The hardware and bandwidth for this mirror is donated by METANET, the Webhosting and Full Service-Cloud Provider.
If you wish to report a bug, or if you are interested in having us mirror your free-software or open-source project, please feel free to contact us at mirror[@]metanet.ch.

Type: Package
Title: Clustering with Compositional Data
Version: 1.0
Date: 2025-09-15
Author: Michail Tsagris [aut, cre], Nikolaos Kontemeniotis [aut]
Maintainer: Michail Tsagris <mtsagris@uoc.gr>
Depends: R (≥ 4.0)
Imports: Compositional, doParallel, foreach, graphics, lowmemtkmeans, mixture, Rfast, Rfast2, stats
Description: Cluster analysis with compositional data using the alpha–transformation. Relevant papers include: Tsagris M. and Kontemeniotis N. (2025), <doi:10.48550/arXiv.2509.05945>. Tsagris M.T., Preston S. and Wood A.T.A. (2011), <doi:10.48550/arXiv.1106.1451>. Garcia-Escudero Luis A., Gordaliza Alfonso, Matran Carlos, Mayo-Iscar Agustin. (2008), <doi:10.1214/07-AOS515>.
License: GPL-2 | GPL-3 [expanded from: GPL (≥ 2)]
NeedsCompilation: no
Packaged: 2025-09-14 20:47:14 UTC; mtsag
Repository: CRAN
Date/Publication: 2025-09-18 09:20:02 UTC

Clustering with Compositional Data

Description

Cluster analysis with compositional data using the \alpha–transformation.

Details

Package: CompositionalClust
Type: Package
Version: 1.0
Date: 2025-09-15
License: GPL-2

Maintainers

Michail Tsagris <mtsagris@uoc.gr>

Author(s)

Michail Tsagris mtsagris@uoc.gr and Nikolaos Kontemeniotis kontemeniotisn@gmail.com.

References

Tsagris M. and Kontemeniotis N. (2025). Simplicial clustering using the \alpha–transformation. https://arxiv.org/pdf/2509.05945.

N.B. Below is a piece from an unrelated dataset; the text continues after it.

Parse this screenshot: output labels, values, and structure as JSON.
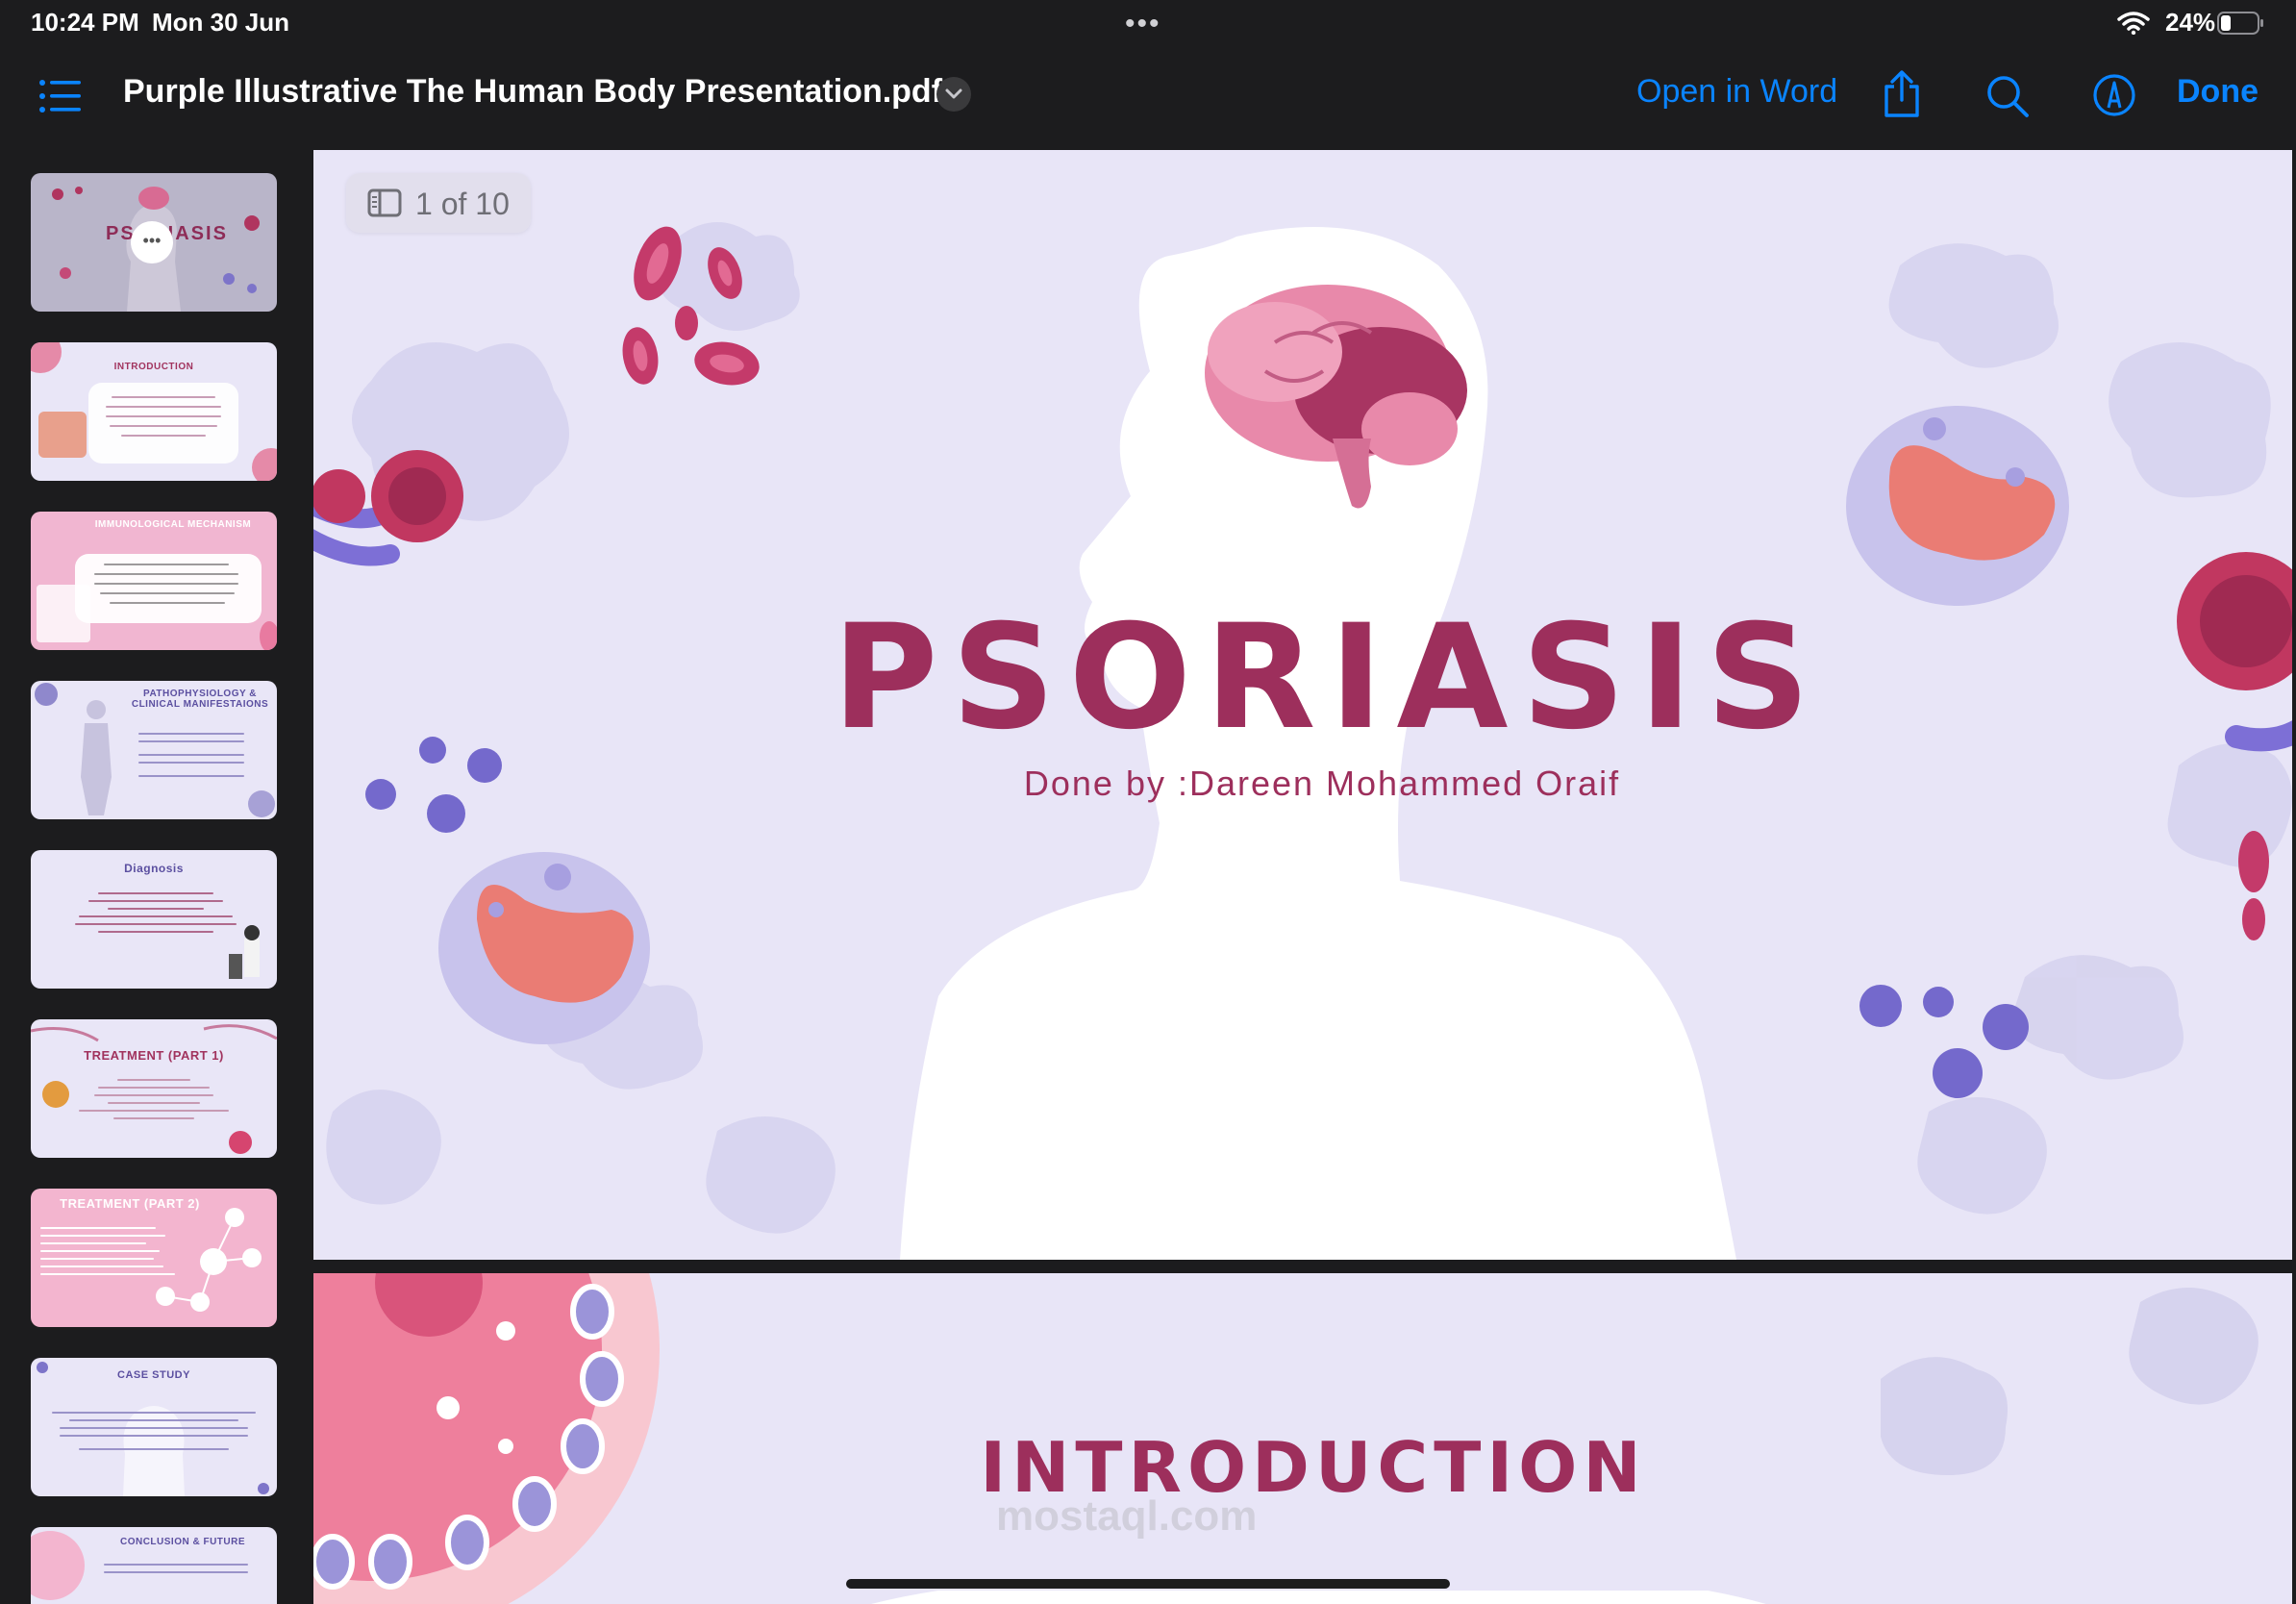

Alenazi A. (2023). A review of compositional data analysis and recent advances. Communications in Statistics–Theory and Methods, 52(16): 5535–5567.

Tsagris M.T., Preston S. and Wood A.T.A. (2011). A data-based power transformation for compositional data. Fourth International International Workshop on Compositional Data Analysis.


Gaussian mixture models for compositional data using the \alpha-transformation

Description

Gaussian mixture models for compositional data using the \alpha-transformation.

Usage

alfa.mix.norm(x, g, a, model, veo = FALSE)

Arguments

x

A matrix with the compositional data.

g

How many clusters to create.

a

The value of the power transformation, it has to be between -1 and 1. If zero values are present it has to be greater than 0. If \alpha=0 the isometric log-ratio transformation is applied.

model

The type of model to be used.

  1. "EII": All groups have the same diagonal covariance matrix, with the same variance for all variables.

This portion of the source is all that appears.